Lead generators cannot compete with major installers on brand leverage or ecosystem integration. Instead, focus on value propositions internal teams cannot match: geographic specialization in markets where major installers lack first-party infrastructure, quality verification that exceeds internal standards, speed of delivery that internal lead generation cannot match, and flexibility to provide exactly the lead types and volumes buyers need at specific times. Build relationships based on reliability and quality rather than competing purely on price.


Key Takeaways

  • Sunrun’s subscription model enables customer acquisition costs of $3,000-$5,000, significantly above the $1,500-$2,500 typical for regional installers. This pricing power makes Sunrun one of the largest third-party lead buyers while also creating competitive pressure throughout the market. Understanding their economics reveals why they can pay premium prices for high-quality leads.

  • Tesla leverages ecosystem advantages that standalone solar companies cannot match. Brand recognition, retail infrastructure, and the existing customer base of Tesla vehicle owners create customer acquisition efficiencies that allow Tesla to rely less on third-party leads than competitors. This creates a smaller addressable market for lead generators but also less pricing competition.

  • First-party lead generation provides quality and exclusivity advantages that major installers prioritize. Both Sunrun and Tesla invest heavily in direct sales, retail partnerships, and referral programs because these sources outperform purchased leads on conversion metrics. Third-party leads supplement rather than replace internal generation.

  • Buyer concentration creates risk that lead generators must actively manage. With Sunrun and a handful of other major buyers dominating the market, excessive dependence on any single buyer is dangerous. Diversification across buyer size categories and geographies protects against cap reductions, quality requirement changes, or buyer exits.

  • Quality verification has become table stakes for selling to major installers. Phone verification, property database matching, utility bill validation, and consent certification are now baseline requirements.
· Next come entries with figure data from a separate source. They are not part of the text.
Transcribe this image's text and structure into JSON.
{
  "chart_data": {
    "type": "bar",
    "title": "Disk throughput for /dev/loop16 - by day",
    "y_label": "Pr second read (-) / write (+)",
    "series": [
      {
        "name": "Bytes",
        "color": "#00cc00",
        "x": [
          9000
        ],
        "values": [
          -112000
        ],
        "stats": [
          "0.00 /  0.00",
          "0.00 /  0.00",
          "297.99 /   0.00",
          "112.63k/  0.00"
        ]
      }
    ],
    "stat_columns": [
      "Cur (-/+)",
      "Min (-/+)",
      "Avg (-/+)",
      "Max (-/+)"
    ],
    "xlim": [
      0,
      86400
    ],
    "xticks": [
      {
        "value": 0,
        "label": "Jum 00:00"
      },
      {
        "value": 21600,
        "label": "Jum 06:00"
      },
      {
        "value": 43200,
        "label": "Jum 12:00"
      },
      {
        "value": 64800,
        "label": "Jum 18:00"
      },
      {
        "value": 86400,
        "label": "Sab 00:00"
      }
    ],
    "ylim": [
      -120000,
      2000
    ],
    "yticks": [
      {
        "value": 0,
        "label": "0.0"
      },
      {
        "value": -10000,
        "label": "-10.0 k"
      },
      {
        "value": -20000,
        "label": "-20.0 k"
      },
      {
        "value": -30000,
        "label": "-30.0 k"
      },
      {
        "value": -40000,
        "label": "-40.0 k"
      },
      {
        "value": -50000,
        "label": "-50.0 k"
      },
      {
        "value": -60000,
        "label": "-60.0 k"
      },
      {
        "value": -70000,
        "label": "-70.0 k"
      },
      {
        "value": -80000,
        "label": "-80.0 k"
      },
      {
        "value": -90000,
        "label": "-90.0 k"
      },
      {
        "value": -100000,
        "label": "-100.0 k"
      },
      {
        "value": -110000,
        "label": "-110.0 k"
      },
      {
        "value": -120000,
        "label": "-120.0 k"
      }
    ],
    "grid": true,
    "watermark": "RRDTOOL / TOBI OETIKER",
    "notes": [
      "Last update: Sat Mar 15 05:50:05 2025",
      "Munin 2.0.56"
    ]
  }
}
Generators who invest in comprehensive verification infrastructure earn premium pricing and volume stability.

  • Geographic and quality specialization creates sustainable competitive advantage. Competing nationally against well-funded major generators is difficult. Deep expertise in specific markets, lead types, or buyer relationships creates defensible positions that commodity lead generation cannot match.

  • The consolidation trend is accelerating. SunPower’s bankruptcy and ongoing margin pressure on smaller installers will continue concentrating the market among fewer, larger buyers. Building relationships with surviving players while maintaining diversification prepares generators for an increasingly consolidated market.

  • Referral programs represent the highest-quality lead source for both major installers. Sunrun’s $500-$1,000 referral bonuses and Tesla’s referral credit system generate leads that convert at 2-3x the rate of third-party leads because trust transfers from the referring customer. Lead generators competing with these programs must deliver comparable quality or accept lower pricing.


Industry data reflects conditions through late 2025. Sunrun and Tesla strategies continue evolving as market conditions change. Lead generators should maintain current intelligence on buyer requirements, pricing, and capacity to optimize their market position.